I get a factor of 1.6 speedup with the trivial modifications below. Note that I had to change some things here and there to get it to compile.
ctypedef int ITYPE_t
cdef class CyPerson:
# These attributes are placed in the extension type's C-struct, so C-level
# access is _much_ faster.
cdef ITYPE_t value, id, max_val
cdef tuple awareness_status
def __init__(self, ITYPE_t id, ITYPE_t value):
# The __init__ function is much the same as before.
self.value = value
self.id = id
self.max_val = 50000
## Initial awareness status.
self.awareness_status = (self.max_val, -1)
NPERSONS = 10000
import math
import random
class Some_class(object):
def __init__(self):
ri = lambda: random.randint(0, 10)
self.possibilities = [(CyPerson(ri(), ri()), CyPerson(ri(), ri())) for i in range(NPERSONS)]
def update_awareness_status(self, this_var, timePd):
'''Inputs: this_var (type: float)
timePd (type: int)
Output: None'''
cdef CyPerson p1, p2
price = 10
max_number = len(self.possibilities)
# self.possibilities is a list of tuples.
# Each tuple is a pair of person objects.
k = int(math.ceil(0.3 * max_number))
actual_number = random.choice(range(k))
chosen_possibilities = random.sample(self.possibilities,
actual_number)
if len(chosen_possibilities) > 0:
# chosen_possibilities is a list of tuples, each tuple is a pair
# of person objects. I have included the code for the Person class
# below.
for persons in chosen_possibilities:
p1, p2 = persons
# awareness_status is a tuple (float, int)

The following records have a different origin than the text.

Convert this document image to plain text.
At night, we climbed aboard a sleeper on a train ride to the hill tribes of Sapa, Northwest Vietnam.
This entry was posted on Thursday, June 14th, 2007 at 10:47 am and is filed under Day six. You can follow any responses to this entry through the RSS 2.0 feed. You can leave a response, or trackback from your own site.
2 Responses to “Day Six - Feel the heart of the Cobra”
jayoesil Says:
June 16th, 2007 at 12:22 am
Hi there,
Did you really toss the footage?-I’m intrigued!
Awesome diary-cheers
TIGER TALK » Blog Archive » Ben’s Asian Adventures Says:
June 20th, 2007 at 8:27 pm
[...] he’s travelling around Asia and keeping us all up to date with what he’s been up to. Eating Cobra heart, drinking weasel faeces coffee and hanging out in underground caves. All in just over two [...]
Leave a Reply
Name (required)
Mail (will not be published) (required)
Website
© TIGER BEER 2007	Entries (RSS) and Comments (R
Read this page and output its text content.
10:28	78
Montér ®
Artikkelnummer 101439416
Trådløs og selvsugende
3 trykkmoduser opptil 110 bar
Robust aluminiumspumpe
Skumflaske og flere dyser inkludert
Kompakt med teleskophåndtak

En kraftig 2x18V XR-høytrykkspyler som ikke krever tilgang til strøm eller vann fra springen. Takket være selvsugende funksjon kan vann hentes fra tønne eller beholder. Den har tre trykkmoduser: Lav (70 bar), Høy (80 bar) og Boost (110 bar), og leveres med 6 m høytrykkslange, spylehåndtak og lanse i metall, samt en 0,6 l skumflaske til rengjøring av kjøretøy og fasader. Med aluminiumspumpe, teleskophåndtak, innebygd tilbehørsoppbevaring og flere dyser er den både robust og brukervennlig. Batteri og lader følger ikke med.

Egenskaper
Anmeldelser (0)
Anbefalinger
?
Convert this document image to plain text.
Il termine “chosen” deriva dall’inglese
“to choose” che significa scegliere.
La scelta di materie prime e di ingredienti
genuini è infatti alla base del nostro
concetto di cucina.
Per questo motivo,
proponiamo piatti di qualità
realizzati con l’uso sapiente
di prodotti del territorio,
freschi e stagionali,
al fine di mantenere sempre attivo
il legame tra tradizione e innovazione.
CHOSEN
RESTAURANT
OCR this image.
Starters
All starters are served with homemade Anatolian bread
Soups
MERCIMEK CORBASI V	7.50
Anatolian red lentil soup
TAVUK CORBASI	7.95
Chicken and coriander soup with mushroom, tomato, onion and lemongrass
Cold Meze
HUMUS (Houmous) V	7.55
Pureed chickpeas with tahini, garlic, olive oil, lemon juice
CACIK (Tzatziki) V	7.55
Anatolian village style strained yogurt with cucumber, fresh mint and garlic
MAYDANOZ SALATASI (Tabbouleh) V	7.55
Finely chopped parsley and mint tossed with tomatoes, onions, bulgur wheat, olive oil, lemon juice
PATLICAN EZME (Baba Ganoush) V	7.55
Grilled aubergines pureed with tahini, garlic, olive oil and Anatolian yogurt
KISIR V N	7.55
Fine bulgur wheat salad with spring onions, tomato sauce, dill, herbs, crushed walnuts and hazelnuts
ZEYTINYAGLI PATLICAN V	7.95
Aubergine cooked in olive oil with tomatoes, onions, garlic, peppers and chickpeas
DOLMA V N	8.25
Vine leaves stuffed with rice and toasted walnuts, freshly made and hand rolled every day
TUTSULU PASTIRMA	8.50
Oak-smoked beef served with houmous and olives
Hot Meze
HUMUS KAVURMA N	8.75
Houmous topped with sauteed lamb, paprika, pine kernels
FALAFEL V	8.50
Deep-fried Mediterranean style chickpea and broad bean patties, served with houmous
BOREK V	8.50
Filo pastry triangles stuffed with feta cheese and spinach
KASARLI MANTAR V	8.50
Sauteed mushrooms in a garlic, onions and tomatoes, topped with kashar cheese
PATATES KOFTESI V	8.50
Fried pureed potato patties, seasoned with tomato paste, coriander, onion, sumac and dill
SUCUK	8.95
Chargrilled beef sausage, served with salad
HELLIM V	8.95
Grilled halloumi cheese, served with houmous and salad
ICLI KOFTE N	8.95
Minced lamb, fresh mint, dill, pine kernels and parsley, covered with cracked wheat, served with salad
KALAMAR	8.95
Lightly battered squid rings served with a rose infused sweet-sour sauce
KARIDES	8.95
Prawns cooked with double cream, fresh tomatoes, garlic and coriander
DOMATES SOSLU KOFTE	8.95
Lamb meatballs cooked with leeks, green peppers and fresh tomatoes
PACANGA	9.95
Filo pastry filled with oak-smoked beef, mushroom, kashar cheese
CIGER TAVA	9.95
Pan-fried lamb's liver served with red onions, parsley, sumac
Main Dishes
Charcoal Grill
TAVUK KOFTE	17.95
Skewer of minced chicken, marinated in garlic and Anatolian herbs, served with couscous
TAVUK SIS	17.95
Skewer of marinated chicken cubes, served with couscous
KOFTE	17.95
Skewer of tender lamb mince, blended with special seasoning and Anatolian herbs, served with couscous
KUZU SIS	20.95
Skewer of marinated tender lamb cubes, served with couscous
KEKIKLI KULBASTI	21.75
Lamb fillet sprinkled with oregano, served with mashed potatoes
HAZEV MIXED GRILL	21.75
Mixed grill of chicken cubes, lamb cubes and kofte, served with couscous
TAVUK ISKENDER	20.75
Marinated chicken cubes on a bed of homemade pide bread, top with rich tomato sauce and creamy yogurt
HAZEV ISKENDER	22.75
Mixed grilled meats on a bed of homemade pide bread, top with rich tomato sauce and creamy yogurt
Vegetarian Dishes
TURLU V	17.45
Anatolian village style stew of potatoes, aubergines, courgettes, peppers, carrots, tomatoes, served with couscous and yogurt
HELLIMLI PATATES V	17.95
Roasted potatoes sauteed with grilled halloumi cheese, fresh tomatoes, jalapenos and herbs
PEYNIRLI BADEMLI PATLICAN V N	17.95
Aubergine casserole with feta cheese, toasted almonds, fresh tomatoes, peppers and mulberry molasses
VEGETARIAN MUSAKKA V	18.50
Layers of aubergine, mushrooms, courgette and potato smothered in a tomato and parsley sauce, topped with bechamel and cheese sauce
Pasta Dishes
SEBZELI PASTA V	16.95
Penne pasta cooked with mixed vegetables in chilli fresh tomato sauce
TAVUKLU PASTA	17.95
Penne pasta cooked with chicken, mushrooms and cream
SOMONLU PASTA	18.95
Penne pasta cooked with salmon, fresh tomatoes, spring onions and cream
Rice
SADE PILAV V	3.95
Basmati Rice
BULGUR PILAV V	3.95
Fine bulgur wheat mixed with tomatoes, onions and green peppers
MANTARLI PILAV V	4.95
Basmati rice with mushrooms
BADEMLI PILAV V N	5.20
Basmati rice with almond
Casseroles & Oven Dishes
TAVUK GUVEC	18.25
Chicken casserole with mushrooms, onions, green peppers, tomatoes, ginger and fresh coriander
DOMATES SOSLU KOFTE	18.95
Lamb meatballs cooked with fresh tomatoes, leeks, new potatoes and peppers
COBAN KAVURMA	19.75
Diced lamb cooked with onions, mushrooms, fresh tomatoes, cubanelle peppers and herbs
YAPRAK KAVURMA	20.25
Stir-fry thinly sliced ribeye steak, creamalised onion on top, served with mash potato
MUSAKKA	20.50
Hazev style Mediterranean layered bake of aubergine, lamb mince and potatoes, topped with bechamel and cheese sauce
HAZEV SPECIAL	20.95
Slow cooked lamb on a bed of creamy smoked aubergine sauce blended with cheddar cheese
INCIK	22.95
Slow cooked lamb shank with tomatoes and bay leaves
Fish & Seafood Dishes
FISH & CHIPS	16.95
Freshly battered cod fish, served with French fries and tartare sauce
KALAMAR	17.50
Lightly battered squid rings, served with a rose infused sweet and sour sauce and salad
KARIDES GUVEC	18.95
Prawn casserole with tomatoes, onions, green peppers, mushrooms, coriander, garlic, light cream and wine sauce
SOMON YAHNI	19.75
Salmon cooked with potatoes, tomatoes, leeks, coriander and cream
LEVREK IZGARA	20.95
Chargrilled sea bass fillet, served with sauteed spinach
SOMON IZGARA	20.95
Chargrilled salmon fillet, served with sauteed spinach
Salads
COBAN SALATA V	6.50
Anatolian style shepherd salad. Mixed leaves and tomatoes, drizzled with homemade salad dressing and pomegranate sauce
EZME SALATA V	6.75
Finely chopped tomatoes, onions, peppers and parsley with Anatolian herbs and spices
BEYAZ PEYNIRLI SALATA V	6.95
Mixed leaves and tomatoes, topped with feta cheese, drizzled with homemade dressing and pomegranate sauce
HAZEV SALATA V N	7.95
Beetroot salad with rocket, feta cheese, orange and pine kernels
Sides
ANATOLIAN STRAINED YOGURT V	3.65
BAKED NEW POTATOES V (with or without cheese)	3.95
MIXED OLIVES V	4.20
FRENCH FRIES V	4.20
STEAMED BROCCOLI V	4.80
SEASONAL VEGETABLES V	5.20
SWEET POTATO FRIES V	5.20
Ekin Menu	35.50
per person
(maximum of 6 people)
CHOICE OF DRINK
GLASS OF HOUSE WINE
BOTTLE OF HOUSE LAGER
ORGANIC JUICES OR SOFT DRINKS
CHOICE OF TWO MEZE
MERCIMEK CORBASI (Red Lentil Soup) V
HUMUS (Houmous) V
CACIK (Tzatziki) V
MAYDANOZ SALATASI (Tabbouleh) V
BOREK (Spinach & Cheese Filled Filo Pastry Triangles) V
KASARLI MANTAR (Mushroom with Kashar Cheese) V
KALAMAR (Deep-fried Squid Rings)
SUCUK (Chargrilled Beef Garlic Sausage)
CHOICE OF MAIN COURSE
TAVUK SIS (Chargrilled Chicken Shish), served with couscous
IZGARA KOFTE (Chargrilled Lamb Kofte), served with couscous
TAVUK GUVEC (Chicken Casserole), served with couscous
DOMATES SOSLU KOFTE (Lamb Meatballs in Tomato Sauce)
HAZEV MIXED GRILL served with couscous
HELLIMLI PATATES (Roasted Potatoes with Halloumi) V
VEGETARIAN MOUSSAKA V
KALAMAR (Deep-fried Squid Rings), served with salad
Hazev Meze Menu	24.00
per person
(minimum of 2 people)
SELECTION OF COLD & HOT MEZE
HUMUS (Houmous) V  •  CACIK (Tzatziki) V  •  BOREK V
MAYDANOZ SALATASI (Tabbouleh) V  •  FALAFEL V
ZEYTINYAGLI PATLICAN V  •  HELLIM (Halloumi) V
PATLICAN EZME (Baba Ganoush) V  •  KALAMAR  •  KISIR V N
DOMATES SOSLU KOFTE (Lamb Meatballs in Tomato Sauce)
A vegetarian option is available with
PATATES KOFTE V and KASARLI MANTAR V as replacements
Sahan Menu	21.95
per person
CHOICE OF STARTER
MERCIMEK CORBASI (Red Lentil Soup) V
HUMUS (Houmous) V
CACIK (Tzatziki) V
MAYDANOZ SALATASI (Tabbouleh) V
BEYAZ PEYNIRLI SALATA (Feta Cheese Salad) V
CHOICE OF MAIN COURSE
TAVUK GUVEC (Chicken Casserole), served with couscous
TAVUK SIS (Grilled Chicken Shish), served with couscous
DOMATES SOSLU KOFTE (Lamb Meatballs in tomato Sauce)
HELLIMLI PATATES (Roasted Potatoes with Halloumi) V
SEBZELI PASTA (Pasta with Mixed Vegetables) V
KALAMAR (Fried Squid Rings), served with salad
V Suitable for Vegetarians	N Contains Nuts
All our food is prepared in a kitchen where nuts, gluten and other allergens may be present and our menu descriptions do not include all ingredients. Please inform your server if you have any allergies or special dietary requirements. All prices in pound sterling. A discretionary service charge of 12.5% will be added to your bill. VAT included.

if p1.awareness_status[1] < p2.awareness_status[1]:
if p1.value > p2.awareness_status[0]:
p1.awareness_status = (this_var, timePd)
else:
p1.awareness_status = p2.awareness_status
elif p1.awareness_status[1] > p2.awareness_status[1]:
if p2.value > p1.awareness_status[0]:
p2.awareness_status = (price, timePd)
else:
p2.awareness_status = p1.awareness_status
C does not directly know the concept of lists.
The basic data types are int (char, short, long), float/double (all of which have pretty straightforward mappings to python) and pointers.
If the concept of pointers is new to you, have a look at: Wikipedia:Pointers
Pointers can then be used as tuple/array replacements in some cases. Pointers of chars are the base for all strings.
Say you have an array of integers, you would then store it in as a continuous chunk of memory with a start address, you define the type (int) and that it’s a pointer (*):
cdef int * array;
Now you can access each element of the array like this:
array[0] = 1
However, memory has to be allocated (e.g. using malloc) and advanced indexing will not work (e.g. array[-1] will be random data in memory, this also hold for indexes exceeding the width of the reserved space).
More complex types don't directly map to C, but often there is a C way to do something that might not require the python types (e.g. a for loop does not need a range array/iterator).
As you noticed yourself, writing good cython code requires more detailed knowledge of C, so heading forward to a tutorial is probably the best next step.